Answer (B): First consider the graph of the equation $\sin^2(\pi x)+\sin^2(\pi y)=1$ in the unit square of the $xy$-coordinate plane. The equation implies that $\sin^2(\pi y)=\cos^2(\pi x)=\sin^2\!\left(\pi\left(\frac12-x\right)\right),$ so for $0\le x\le\frac12$ and $0\le y\le\frac12$, the equation is equivalent to $y=\frac12-x$. Because $\sin(\pi x)=\sin(\pi(1-x))$ and $\sin(\pi y)=\sin(\pi(1-y))$, the graph is symmetric about the lines $x=\frac12$ and $y=\frac12$. Thus within the unit square, the graph is a square with vertices $(0,\frac12)$, $(\frac12,0)$, $(1,\frac12)$, and $(\frac12,1)$. The solutions of the given inequality correspond to the points inside this square.
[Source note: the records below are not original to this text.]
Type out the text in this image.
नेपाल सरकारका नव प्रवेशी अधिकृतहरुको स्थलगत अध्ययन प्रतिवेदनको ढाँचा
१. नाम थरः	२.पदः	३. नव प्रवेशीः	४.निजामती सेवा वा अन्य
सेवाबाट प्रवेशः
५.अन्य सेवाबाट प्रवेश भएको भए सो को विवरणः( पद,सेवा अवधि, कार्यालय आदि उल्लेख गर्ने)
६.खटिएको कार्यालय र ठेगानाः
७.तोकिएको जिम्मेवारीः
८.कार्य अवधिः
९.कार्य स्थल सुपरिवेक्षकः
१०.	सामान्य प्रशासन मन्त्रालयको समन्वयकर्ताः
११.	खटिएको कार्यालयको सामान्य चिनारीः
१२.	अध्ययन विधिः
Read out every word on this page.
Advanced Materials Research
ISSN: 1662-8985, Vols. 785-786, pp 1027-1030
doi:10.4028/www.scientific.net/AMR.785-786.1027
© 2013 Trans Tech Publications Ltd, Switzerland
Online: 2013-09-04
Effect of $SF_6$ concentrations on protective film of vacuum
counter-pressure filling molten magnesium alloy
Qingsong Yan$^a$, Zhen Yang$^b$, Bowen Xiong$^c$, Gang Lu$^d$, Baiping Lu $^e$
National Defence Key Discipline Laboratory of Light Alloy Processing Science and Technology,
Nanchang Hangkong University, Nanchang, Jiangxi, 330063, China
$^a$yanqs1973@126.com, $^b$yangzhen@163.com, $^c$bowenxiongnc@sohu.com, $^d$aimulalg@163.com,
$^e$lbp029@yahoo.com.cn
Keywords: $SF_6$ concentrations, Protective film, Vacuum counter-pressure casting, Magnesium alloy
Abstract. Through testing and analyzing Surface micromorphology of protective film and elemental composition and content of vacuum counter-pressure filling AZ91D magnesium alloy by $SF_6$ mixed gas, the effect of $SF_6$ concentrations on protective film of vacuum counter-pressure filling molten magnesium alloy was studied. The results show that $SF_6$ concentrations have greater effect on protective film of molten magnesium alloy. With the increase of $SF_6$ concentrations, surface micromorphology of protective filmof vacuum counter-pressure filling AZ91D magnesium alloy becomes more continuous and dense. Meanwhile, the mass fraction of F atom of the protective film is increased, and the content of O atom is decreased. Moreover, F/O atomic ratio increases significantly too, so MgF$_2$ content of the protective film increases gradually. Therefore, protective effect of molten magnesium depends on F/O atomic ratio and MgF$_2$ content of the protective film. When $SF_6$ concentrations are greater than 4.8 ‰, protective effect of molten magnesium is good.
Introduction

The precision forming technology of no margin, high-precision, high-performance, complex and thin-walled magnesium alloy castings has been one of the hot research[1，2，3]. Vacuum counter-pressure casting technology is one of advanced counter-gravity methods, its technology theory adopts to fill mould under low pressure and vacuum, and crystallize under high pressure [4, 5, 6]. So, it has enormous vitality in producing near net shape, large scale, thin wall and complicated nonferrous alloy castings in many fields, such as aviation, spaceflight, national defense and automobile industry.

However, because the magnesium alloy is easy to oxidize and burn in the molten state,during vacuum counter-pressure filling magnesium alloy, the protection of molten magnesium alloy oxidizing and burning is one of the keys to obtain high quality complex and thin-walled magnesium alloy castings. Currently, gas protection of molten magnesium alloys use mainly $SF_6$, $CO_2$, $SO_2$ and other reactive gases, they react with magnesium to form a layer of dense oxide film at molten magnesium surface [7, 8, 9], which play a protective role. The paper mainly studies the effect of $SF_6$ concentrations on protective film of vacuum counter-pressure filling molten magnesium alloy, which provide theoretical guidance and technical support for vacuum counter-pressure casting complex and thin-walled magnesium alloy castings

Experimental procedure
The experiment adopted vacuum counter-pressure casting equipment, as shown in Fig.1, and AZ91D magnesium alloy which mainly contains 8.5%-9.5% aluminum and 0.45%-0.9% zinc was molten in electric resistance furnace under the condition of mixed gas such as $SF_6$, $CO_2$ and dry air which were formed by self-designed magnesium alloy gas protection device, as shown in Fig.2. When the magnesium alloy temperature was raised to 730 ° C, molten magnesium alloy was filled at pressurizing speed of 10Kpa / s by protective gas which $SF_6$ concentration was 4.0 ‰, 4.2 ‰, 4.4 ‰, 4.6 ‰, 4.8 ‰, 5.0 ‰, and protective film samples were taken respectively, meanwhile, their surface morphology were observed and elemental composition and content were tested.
For a fixed value of $a$, the set of all possible ordered pairs $(x,y)$ corresponds to an $a\times1$ rectangle, which has area $a$. If $a\le\frac12$, then the solutions of the inequality lie inside a triangle with altitude $a$ and base $2a$, which has area $a^2$, so $P(a)=\frac{a^2}{a}=a\le\frac12.$ If $a>\frac12$, then the solutions of the inequality lie inside the union of a triangle with area $\frac14$ and a trapezoid with altitude $a-\frac12$ and base lengths $1$ and $2(1-a)$. The total area of this region is $\frac14+\left(a-\frac12\right)\left(\frac{1+2(1-a)}{2}\right)=-a^2+2a-\frac12,$ so $P(a)=-a+2-\frac{1}{2a}.$ The value of $P(a)$ is maximized when the value of $a+\frac{1}{2a}$ is minimized. By the Arithmetic Mean–Geometric Mean Inequality, $a+\frac{1}{2a}\ge 2\sqrt{a\cdot\frac{1}{2a}}=\sqrt2,$ and the minimum value occurs when $a=\frac{1}{2a}$. This means $a=\frac12\sqrt2$ (which is indeed greater than $\frac12$), and the corresponding value of $P(a)$ is $2-\sqrt2$ (which is greater than the maximum in the case $a\le\frac12$).